Thursday, November 11, 2010
We shall Never Forget...
The men in my family have always served their country.
The first thing James Burns did stepping off the boat from Ireland was to fight in the Civil War- how willingly as an immigrant he joined the conflict, I don't know.
My great Uncle Edward, fought in World War 2 and was captured by the Japanese, enduring the infamous Death March, he was in the belly of a prison ship the US bombed and though he could of been left behind, a Japanese soldier unlocked his cell and got him to the deck and on a raft. For that my uncle gave him his watch.

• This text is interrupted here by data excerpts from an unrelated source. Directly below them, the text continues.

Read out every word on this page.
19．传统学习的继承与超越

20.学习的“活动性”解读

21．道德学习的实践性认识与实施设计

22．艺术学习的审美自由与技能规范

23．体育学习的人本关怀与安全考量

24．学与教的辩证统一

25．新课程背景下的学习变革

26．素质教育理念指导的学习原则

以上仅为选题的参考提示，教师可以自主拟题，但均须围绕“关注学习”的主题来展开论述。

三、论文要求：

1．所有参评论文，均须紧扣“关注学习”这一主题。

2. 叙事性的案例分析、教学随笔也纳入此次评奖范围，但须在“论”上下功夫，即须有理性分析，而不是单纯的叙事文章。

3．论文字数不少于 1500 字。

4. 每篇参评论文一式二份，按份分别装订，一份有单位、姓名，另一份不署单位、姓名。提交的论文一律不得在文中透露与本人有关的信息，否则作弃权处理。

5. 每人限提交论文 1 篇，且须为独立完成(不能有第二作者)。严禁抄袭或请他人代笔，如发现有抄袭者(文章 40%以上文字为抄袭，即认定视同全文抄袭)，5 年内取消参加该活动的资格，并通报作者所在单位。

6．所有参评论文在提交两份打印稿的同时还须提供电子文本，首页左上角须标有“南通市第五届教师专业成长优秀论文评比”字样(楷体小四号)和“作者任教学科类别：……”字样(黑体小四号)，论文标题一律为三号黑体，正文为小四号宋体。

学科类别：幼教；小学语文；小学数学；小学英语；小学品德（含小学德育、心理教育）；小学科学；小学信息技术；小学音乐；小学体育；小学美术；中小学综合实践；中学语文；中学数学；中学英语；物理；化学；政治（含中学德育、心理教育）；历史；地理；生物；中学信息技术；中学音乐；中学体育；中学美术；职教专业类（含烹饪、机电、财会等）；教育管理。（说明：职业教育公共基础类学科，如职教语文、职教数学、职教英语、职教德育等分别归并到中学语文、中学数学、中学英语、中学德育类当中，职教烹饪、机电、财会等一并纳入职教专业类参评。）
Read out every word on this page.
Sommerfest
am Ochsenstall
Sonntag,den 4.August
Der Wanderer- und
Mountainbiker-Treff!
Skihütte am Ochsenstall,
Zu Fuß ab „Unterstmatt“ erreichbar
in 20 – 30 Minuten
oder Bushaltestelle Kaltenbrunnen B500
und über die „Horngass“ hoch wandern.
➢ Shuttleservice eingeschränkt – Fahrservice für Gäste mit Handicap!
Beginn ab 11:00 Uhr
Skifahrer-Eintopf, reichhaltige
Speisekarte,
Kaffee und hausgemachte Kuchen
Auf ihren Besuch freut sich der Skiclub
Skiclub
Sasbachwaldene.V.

Right before my brother was born, my uncle Donny, just out of high school, joined the Marines before he could be drafted, and went to Vietnam. Assigned to reconnaissance, he was sneaking back into camp and was shot by another Marine who thought he was the enemy, killed by "friendly fire"- a stupid term.
I never met Donny, he was killed before I was born, but the stories my grandma and great aunt would tell of him, usually over a piece of pie or cake I know him.
I have honored the Veterans of this country my whole life, the flag draped over my uncles coffin now flying over the cemetery where he is buried.Every Memorial Day we take flowers to the graves, my family's plot is easy to find, his military stone so different from those around.
My family has always served, my father and brother as well, though not in a time of war. We are a family that has not always agreed with what our country has done, or agreed with each other.
The right to have an opinion, the right to speak it- isn't that the most important right in this country and isn't all our voices part of the "check and balance" of our government.
We can disagree with our government, but we should never not support our troops, the men and women who come home or forget the ones who do not.